The study began in the spring semester of 2016 when Joiner was in his final weeks of pharmacy school and was performing research under Gorman. During this time, a CVICU physician approached Benner, who also practices at Children’s of Alabama, regarding this problem. In conjunction with CVICU pharmacists, the two approached Gorman about conducting laboratory work to solve this problem. While physicians and pharmacists at Children’s identified specific medications and nutrition commonly used in the CVICU, Gorman and Joiner designed and developed the procedures to be used to evaluate their compatibility.

This research conducted by Joiner and Miller is novel, because it tests the compatibility of more medications than ever before. While compatibility data for Y-site – a device that provides an access route for two IV fluids to infuse at the same time – is available for many medications, it is limited to the physical compatibility of only two medications mixing together just prior to being delivered to a patient.

“What makes this research so unique is that we are evaluating up to seven medications along with nutrition all combined together, so we’re getting questions answered that you can’t get from a textbook or other medical literature,” Gorman said.

Now that the compatibility of these multiple medications is known, it can soon begin to benefit pediatric cardiac patients. “We hope that it can eliminate the need to start all those other IV lines,” said Miller. “It’s exciting, because it translates from the lab to the patient immediately.”
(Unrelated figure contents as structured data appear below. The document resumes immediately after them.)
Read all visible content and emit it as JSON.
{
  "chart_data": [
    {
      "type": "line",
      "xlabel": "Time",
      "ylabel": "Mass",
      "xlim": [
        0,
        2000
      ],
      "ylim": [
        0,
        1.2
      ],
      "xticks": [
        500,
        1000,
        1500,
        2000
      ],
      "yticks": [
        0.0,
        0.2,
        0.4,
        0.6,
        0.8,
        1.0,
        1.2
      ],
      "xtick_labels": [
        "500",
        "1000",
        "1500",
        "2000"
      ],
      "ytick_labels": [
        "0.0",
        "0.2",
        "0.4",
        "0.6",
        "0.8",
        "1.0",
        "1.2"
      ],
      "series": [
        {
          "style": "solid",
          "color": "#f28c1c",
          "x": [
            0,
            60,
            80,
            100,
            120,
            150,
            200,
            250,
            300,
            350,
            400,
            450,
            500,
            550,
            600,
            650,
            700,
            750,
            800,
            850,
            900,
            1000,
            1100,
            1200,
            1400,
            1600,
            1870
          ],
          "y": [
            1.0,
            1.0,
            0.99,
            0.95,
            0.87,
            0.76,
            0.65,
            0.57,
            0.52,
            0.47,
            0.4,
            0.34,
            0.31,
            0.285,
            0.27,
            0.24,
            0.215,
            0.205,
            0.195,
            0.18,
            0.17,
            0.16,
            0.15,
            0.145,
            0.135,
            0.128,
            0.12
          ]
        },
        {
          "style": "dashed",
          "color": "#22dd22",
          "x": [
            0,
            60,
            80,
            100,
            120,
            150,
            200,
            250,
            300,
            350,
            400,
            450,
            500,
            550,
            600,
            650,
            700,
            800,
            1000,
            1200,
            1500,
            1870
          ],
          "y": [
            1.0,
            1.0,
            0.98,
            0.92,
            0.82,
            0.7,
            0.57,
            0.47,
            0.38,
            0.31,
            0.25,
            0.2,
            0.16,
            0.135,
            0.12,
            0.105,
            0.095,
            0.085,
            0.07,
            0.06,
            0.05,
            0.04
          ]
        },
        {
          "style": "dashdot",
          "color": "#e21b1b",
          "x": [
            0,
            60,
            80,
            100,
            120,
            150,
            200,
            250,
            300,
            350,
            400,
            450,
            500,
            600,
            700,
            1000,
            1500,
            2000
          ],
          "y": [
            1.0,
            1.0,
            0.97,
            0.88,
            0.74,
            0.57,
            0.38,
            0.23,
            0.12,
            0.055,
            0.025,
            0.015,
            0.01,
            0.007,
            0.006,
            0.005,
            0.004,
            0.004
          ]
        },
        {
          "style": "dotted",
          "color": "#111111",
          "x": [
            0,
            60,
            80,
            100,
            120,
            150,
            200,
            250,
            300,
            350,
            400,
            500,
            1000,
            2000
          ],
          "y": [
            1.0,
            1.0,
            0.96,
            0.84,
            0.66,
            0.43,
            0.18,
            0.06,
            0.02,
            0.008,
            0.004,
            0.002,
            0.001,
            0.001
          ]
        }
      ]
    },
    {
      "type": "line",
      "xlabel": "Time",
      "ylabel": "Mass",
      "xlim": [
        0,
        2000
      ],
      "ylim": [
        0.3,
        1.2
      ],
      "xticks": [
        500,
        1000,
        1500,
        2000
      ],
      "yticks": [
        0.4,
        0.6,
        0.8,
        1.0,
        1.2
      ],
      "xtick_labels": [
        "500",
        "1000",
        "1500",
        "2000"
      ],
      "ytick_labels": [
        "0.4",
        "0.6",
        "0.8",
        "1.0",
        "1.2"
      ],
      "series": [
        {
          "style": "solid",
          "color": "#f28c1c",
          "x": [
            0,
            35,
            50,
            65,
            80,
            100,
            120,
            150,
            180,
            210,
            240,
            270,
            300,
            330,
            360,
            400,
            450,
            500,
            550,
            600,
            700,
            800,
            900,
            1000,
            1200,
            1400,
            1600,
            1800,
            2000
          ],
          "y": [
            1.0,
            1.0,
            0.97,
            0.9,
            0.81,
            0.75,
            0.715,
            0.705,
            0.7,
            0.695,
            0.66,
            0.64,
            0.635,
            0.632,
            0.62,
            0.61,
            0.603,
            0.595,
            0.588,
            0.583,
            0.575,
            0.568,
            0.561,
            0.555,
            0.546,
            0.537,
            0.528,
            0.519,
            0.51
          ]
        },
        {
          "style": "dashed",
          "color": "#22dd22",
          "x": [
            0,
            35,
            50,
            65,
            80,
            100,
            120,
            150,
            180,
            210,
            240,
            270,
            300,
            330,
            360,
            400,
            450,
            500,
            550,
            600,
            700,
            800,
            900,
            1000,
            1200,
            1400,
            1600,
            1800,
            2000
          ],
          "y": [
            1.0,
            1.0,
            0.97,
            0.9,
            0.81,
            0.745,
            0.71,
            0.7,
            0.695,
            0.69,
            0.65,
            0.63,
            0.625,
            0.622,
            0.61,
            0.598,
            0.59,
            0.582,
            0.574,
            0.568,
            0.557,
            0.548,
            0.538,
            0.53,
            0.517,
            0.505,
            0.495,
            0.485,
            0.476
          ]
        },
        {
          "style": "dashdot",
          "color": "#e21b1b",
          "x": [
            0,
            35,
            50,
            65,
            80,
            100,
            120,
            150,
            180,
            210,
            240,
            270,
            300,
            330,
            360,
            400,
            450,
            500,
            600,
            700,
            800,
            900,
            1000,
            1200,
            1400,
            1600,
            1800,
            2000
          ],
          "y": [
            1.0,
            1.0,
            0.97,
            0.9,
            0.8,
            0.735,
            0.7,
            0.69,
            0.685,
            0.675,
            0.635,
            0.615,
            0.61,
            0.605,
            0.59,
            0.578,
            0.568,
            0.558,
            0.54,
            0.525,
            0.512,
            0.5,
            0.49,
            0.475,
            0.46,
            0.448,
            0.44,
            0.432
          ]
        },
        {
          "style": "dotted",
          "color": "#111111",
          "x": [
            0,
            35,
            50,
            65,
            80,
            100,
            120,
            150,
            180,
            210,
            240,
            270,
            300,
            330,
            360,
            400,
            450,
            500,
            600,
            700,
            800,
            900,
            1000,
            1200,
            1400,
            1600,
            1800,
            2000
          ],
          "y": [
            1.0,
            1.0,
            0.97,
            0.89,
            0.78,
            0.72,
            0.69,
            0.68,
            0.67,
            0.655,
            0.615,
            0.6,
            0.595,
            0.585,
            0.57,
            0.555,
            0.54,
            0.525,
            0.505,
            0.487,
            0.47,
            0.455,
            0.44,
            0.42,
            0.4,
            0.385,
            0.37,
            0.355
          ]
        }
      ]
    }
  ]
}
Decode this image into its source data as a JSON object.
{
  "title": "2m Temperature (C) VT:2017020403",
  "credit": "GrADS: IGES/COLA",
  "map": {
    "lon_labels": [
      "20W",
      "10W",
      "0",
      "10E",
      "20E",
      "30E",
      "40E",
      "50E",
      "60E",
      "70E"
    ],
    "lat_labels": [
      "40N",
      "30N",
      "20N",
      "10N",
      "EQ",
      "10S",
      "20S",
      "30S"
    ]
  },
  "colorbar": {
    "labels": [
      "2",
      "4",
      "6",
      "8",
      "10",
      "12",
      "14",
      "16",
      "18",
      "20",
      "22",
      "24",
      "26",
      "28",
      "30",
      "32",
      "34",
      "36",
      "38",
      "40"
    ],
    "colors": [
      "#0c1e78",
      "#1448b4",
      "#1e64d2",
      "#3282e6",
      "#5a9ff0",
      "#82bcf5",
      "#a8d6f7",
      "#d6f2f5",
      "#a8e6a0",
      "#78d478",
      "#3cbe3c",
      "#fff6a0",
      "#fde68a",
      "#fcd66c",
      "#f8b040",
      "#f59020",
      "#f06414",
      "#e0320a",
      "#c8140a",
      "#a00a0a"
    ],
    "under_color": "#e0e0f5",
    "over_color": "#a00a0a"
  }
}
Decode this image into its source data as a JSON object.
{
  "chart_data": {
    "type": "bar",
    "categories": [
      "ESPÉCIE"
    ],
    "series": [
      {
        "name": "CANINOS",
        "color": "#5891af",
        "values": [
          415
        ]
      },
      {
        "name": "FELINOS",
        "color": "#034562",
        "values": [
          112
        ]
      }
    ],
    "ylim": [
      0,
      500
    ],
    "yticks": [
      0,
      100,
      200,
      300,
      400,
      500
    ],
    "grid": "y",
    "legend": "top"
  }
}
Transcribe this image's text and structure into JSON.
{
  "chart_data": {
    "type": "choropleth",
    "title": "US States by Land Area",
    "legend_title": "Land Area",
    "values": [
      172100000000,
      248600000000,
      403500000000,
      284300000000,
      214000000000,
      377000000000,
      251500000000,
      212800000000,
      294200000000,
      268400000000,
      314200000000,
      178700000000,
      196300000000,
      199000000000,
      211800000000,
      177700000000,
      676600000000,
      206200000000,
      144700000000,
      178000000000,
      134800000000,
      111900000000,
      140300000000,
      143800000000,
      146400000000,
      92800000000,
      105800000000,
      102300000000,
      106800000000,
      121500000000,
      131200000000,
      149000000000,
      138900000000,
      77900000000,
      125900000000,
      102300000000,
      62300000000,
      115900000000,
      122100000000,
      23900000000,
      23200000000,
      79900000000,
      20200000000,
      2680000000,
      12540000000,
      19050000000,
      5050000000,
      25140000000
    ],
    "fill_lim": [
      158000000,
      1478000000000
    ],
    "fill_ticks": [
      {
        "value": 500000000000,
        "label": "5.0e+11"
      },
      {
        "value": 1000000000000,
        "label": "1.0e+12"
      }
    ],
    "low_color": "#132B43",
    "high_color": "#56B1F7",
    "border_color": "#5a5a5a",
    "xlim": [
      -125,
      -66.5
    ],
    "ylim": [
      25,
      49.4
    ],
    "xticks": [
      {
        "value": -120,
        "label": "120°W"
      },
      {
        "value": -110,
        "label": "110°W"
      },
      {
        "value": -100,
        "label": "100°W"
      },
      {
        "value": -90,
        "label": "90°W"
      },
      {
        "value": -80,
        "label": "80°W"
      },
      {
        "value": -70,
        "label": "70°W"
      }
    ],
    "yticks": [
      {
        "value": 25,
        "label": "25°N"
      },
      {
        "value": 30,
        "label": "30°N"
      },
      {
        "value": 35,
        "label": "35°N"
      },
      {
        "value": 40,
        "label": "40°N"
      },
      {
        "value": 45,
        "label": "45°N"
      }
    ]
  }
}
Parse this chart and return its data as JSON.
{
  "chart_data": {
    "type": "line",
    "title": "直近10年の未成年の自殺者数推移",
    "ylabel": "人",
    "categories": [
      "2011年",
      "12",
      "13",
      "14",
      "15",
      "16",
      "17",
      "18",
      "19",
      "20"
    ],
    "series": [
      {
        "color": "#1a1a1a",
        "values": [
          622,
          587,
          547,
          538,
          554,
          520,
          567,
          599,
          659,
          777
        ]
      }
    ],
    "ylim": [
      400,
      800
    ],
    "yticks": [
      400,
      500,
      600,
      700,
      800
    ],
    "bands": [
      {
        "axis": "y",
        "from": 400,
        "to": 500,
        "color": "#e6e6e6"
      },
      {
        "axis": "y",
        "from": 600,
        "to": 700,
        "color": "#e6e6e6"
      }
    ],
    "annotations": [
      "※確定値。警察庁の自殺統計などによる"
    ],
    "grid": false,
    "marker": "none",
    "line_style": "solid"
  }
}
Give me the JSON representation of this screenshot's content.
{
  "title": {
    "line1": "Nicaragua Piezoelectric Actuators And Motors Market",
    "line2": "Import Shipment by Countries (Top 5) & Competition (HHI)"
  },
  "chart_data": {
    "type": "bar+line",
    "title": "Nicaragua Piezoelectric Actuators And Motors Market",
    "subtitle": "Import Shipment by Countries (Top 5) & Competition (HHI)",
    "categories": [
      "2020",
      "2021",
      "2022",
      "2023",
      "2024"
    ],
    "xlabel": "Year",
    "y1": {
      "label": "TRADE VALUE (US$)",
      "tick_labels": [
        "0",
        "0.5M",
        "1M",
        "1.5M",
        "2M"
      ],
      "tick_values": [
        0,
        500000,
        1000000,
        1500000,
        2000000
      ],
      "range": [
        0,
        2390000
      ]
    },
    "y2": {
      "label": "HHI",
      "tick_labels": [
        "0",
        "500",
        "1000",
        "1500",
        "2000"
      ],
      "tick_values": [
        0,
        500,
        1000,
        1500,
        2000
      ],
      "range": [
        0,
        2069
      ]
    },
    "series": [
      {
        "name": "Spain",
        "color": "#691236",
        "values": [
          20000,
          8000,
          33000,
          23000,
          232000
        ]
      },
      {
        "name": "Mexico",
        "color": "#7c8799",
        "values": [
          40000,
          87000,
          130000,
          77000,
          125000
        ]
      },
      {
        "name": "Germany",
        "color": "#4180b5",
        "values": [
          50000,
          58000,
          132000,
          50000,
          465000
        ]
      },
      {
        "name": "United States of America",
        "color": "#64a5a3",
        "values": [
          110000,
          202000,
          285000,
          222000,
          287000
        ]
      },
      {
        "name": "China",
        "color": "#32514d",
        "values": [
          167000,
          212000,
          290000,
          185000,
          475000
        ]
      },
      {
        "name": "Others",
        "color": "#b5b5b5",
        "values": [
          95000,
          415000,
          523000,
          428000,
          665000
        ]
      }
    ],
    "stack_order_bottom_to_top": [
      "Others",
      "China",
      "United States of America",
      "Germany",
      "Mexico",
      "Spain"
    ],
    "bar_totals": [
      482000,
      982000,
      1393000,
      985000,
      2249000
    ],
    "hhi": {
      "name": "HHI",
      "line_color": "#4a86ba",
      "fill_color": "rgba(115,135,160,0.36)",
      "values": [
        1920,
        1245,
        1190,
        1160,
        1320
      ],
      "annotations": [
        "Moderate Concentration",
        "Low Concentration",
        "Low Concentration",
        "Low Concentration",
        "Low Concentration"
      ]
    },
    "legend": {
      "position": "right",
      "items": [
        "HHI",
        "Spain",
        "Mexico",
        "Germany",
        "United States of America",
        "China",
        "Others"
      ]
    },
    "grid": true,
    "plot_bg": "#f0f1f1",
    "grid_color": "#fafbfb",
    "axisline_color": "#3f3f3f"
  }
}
The work that Joiner, Miller, Gorman and Benner have done along with physicians and pharmacists at Children’s is not limited to the CVICU.

“While it’s going to be applicable to our patients at Children’s, it is also worthy information for pediatric ICU patients all over the world. Other units of the hospital can use this information, too,” Benner said.

Team members are compiling, analyzing and writing their findings for publication. They hope to have their work submitted to a peer-reviewed journal by the end of 2016.